The flurry of December birthdays keeps me so busy that I don't get to do everything I'd like to do during the month. Like caroling. I've always wanted to go old-fashioned Christmas caroling, where you get a group together to go door-to-door around the neighborhood singing, wearing muffs and sipping wassail. But I'm afraid that even if I found the time to cajole a group of friends and family into actually dressing up like Victorians and singing at people's doors, we'd be arrested. So I've decided that I'm just going to carol on my own continually through the month of December. That way, everyone can enjoy my off-key rendition of "Mele Kalikimaka" while I'm cleaning, baking, shopping, and wrapping birthday presents in nondenominational clear plastic.

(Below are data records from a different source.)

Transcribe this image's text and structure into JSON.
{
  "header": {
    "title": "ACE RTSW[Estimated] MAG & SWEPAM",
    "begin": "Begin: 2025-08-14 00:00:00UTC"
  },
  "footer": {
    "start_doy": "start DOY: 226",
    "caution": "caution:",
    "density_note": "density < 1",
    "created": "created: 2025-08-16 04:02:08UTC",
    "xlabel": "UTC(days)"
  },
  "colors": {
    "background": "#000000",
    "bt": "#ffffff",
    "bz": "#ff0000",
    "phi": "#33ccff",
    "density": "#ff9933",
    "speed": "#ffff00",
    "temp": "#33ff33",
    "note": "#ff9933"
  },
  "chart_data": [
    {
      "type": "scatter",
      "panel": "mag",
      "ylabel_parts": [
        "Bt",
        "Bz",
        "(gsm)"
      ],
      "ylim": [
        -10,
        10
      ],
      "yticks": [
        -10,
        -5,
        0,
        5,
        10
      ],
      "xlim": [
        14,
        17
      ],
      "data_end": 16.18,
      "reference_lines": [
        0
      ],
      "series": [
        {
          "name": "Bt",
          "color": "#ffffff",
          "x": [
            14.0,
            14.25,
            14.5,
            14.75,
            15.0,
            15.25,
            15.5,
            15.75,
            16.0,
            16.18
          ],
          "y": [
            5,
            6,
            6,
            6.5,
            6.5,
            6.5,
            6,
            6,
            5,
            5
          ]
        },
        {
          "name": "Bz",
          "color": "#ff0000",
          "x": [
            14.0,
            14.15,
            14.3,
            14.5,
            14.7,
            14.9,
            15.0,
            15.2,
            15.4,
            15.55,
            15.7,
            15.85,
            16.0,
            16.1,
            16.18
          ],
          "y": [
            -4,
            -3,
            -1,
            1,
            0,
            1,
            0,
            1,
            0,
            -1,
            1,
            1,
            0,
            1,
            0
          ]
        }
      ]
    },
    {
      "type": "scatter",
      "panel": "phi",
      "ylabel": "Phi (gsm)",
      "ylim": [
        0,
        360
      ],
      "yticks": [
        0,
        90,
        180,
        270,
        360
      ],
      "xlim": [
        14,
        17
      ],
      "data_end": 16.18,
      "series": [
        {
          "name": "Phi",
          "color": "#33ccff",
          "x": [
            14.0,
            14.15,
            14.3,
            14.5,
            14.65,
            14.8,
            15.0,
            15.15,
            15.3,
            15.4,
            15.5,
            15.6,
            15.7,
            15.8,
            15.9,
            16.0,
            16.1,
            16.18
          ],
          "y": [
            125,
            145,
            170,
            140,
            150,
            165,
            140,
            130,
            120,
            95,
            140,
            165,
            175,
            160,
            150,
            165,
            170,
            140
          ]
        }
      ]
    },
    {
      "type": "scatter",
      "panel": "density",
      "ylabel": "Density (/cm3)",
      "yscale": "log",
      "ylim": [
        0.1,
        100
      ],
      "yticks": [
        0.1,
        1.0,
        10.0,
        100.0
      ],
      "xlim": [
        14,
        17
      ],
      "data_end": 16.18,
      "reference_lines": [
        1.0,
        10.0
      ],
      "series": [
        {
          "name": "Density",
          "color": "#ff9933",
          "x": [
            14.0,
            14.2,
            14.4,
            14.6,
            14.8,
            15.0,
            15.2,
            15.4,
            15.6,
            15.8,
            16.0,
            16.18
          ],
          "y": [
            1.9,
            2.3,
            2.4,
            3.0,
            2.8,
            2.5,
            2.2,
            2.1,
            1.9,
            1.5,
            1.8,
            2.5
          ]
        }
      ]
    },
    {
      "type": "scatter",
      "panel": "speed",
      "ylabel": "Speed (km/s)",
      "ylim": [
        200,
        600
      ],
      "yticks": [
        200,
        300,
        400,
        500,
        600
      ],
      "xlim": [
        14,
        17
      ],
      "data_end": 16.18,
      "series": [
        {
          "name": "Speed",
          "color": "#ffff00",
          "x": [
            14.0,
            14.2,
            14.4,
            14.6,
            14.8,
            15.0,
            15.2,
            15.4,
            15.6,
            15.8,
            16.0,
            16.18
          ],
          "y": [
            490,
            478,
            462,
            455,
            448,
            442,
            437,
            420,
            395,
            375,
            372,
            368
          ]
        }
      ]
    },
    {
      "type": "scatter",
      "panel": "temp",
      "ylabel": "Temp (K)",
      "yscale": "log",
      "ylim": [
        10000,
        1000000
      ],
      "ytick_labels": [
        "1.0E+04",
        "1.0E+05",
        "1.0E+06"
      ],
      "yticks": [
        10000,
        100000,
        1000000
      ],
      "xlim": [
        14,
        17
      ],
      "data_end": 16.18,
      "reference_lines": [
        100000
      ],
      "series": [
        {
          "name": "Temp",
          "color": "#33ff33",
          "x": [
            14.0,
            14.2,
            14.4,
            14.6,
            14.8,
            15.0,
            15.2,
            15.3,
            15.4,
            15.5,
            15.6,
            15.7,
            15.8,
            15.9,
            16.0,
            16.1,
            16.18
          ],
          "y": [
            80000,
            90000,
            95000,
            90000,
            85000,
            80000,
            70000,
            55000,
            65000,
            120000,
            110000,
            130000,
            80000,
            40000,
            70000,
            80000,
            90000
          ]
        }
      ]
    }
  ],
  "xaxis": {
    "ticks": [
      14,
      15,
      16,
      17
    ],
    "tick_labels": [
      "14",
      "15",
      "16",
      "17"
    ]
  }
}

Another thing I'd like to do that I never have time for is make decorations. Unfortunately, my lack of talent and artistic ability makes it really difficult for me to create things like the adorable felted wool owl ornaments that I've seen on Pinterest. Even those projects that claim to be "easy" and "made with materials you already have on hand" are anything but. Last year, in my attempt to find something the kids and I could make in a couple of hours with things we had "on hand," there weren't a lot of choices. (And I wasn't about to make the trip to Menards to get anything.) I don't have on hand different sized embroidery hoops, rolls of canvas, or metal primer. In fact, the only project I found that we could make with materials we actually had were these pathetic-looking trees made of twigs. And when I told my kids that we had to gather the twigs first, Sam argued that if we had to go out to the yard to gather the twigs, then that wasn't really something we had "on hand." (He's lucky Santa left him anything last year.)
So here we are, nearing the middle of November, and I can feel the minutes ticking ever closer to December and the boom of birthdays. You know, I didn't appreciate it when I was young and didn't do anything in December except make an ornament in Sunday School and watch A Charlie Brown Christmas. I might have done more, except I also spent an inordinate amount of time compiling a detailed list of everything I wanted out of the Sears catalog and being disappointed every year on Christmas morning when not one thing from my list was under the tree. I could elaborate, but that's a story for another time. Perhaps after I finish therapy. And included in my therapy sessions will be the trauma I suffered by hearing Bing Crosby at Menards in September.